Ag briefs: Florida top watermelon producer

Wisconsin State Farmer


New pig inspection rules announced for Iowa State Fair

Officials have announced new inspection rules for pigs that will be shown at the Iowa State Fair in Des Moines.

An Iowa Department of Agriculture & Land Stewardship news release said Friday that the additional exhibition requirements are designed to promote biosecurity and animal health as African swine fever continues to spread across China and other parts of Asia and Europe.

All pigs must be individually inspected and identified on a certificate of veterinary inspection that was completed within seven days of the fair, which runs Aug. 8-18 this year. A veterinarian will inspect all pigs as they arrive at the Des Moines fairgrounds before they are unloaded or mixed with other livestock.

Biosecurity concerns led organizers to cancel the World Pork Expo scheduled for last month at the fairgrounds.

The National Pork Producers Council says African swine fever affects only pigs and presents no human health or food safety risks. There is no vaccine to treat the disease.


What state is the nation's top watermelon producer?

Summer means relaxing by the pool, barbeques and refreshing slices of watermelon and no one produces more of this favorite summertime fruit than Florida.

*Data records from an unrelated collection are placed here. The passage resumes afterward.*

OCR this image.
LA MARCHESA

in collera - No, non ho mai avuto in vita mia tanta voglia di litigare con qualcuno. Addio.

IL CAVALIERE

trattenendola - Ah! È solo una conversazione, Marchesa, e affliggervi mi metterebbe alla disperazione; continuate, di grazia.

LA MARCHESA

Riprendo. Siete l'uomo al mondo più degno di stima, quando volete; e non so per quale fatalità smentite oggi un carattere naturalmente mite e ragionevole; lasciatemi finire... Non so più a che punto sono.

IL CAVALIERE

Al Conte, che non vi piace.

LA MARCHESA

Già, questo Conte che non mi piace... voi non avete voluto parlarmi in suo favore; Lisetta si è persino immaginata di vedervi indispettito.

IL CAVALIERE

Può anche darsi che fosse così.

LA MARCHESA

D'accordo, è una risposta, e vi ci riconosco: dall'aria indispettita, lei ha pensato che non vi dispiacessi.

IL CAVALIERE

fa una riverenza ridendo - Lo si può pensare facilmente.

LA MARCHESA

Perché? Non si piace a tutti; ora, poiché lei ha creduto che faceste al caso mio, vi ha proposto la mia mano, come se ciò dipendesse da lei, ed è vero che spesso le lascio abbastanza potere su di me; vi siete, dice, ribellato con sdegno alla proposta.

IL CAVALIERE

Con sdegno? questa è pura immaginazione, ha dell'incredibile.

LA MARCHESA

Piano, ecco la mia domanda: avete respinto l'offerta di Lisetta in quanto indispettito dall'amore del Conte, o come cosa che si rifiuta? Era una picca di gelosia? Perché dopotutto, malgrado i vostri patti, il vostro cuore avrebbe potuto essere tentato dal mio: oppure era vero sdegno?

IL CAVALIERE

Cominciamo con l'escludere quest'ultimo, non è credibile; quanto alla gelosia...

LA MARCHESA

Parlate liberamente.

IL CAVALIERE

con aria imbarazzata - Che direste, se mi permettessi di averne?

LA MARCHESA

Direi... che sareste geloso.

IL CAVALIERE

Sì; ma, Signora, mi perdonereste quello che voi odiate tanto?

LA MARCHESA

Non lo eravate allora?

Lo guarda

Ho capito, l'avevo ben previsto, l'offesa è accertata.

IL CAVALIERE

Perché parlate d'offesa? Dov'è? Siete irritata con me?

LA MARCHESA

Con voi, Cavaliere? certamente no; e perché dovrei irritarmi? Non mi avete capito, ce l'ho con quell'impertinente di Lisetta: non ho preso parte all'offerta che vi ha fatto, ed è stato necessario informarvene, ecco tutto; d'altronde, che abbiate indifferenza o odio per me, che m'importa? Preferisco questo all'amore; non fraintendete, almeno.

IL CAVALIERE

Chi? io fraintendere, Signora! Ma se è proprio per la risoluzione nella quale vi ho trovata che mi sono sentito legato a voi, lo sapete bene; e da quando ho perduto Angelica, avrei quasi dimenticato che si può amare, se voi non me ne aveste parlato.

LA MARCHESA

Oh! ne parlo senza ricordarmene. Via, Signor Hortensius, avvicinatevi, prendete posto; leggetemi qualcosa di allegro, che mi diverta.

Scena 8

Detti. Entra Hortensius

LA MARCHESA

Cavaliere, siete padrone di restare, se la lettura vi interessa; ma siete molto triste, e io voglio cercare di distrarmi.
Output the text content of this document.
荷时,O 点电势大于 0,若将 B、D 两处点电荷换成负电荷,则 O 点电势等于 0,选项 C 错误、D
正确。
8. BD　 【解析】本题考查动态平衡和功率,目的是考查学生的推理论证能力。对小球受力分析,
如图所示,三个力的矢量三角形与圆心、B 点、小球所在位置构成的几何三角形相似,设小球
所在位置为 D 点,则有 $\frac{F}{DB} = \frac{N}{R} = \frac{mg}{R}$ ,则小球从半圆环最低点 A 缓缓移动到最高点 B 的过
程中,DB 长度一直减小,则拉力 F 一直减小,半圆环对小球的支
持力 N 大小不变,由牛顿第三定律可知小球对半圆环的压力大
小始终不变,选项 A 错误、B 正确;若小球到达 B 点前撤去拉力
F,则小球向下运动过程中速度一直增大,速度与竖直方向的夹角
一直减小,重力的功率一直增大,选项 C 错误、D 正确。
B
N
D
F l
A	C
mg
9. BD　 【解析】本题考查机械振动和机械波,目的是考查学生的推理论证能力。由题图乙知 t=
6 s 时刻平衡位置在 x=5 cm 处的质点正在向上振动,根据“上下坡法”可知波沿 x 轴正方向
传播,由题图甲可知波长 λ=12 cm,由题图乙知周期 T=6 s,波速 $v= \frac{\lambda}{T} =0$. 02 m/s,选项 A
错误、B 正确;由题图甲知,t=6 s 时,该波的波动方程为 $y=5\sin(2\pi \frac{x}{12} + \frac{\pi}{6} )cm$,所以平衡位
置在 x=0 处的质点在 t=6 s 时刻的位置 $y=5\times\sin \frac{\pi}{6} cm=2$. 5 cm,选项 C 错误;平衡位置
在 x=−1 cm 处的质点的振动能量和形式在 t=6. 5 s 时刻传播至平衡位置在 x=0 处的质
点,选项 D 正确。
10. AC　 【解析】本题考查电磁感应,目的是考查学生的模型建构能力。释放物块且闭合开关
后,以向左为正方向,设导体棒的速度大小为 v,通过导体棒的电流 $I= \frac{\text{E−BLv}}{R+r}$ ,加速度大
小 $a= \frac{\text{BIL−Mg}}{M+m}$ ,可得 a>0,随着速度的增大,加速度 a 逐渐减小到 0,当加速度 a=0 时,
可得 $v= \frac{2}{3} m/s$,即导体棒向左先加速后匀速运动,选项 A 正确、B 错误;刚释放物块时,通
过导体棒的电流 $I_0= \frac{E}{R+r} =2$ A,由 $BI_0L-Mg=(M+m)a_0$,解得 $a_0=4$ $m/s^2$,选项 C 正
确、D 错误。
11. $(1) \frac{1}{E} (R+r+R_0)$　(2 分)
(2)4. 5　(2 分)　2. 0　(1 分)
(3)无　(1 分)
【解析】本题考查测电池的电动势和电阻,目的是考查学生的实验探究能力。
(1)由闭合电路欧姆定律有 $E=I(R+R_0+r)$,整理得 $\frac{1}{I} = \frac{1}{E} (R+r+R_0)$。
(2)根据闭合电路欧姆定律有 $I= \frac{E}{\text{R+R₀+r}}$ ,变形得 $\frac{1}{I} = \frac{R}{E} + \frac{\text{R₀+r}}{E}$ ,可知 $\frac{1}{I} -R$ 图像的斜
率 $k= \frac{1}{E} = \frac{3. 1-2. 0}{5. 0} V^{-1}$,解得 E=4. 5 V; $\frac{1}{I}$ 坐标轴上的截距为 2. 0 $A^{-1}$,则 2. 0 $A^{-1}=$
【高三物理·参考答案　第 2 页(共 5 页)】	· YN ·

The Sunshine State is the top producer of watermelon in the United States. The University of Florida Institute of Food and Agricultural Sciences says Florida farmers sold 800 million pounds of watermelon last year.

The largest growers are near Immokalee, Belle Glade, Arcadia and the Suwannee Valley, which produces a third of the state's watermelon crop.

The research center's assistant director Bob Hochmuth says watermelons are made of 92 percent water.


MVP Dairy opens new state-of-the-art farm to help supply Danone North America's Yogurt Plant

MVP Dairy, a partnership between McCarty Family Farms and VanTilburg Farms, opened a new dairy in northern Mercer County, creating 35 new local jobs.

MVP Dairy produces high-quality, fresh milk that is Non-GMO Project Verified for Danone North America, the leading maker of yogurt in the U.S. The MVP Dairy is only 18 miles from Danone's facility in Minster, the largest yogurt-making plant in the U.S., which produces leading brands such as Activia, Danimals, Dannon, Light & Fit and Oikos.

The new dairy is home to nearly 4,500 cows that live in six free-stall barns built for optimum cow comfort. The cows are milked in a state-of-the-art carousel milking parlor, which benefits their health and well-being, by providing a predictable and efficient milking routine, allowing the cows more time to eat, drink, sleep and spend time with other cows.

This is the fifth McCarty Family Farms' dairy and its first in Ohio. The VanTilburg family, who live next to the MVP Dairy site, are lifelong residents of Celina, Ohio with a vested interest in responsible and sustainable production agriculture close to home.

The farm also features an innovative and patented anaerobic treatment cell system on the farm that significantly reduces waste solids, consumption of water and waste odor, with a recycling system that benefits the animals, crop care and the environment.

In accordance with Danone North America's strict animal welfare guidelines, MVP Dairy is certified by Validus, an independent audit firm with the most stringent requirements for socially responsible, scientifically based, economically viable long-term solutions for dairy animal care. The cows are monitored daily and provided routine health screenings. In addition, all employees are regularly trained in animal welfare and farm safety.

The MVP Dairy also includes a 7,500 square foot Learning Center that will be open to the public with interactive displays that share the story from soil to cup on how milk and dairy foods are made. In addition to viewing the dairy farm's 80-cow carousel milking parlor, guests can explore and learn from interactive games and displays as well virtual reality experiences and a digital Danone grocery store to learn more about their dairy foods.


$50M replacement planned for State Fairgrounds swine barn

Indiana State Fairgrounds officials say a $50 million project will replace its nearly century-old swine barn with a new building that can host events around the year.

Fairgrounds Executive Director Cynthia Hoye say the current open-air building can't generate year-round revenue because it isn't climate controlled.

The new building will be called the Fall Creek Pavilion and will still house livestock during the state fair. Most of the current building that opened in 1923 will be demolished. Work could start after next year's state fair.

Republican Gov. Eric Holcomb proposes dipping into the state's $2.3 billion in reserves to pay cash for the project. Democrats have lambasted that plan, saying the money should go to other priorities such as raising teacher pay or improving access to affordable child care.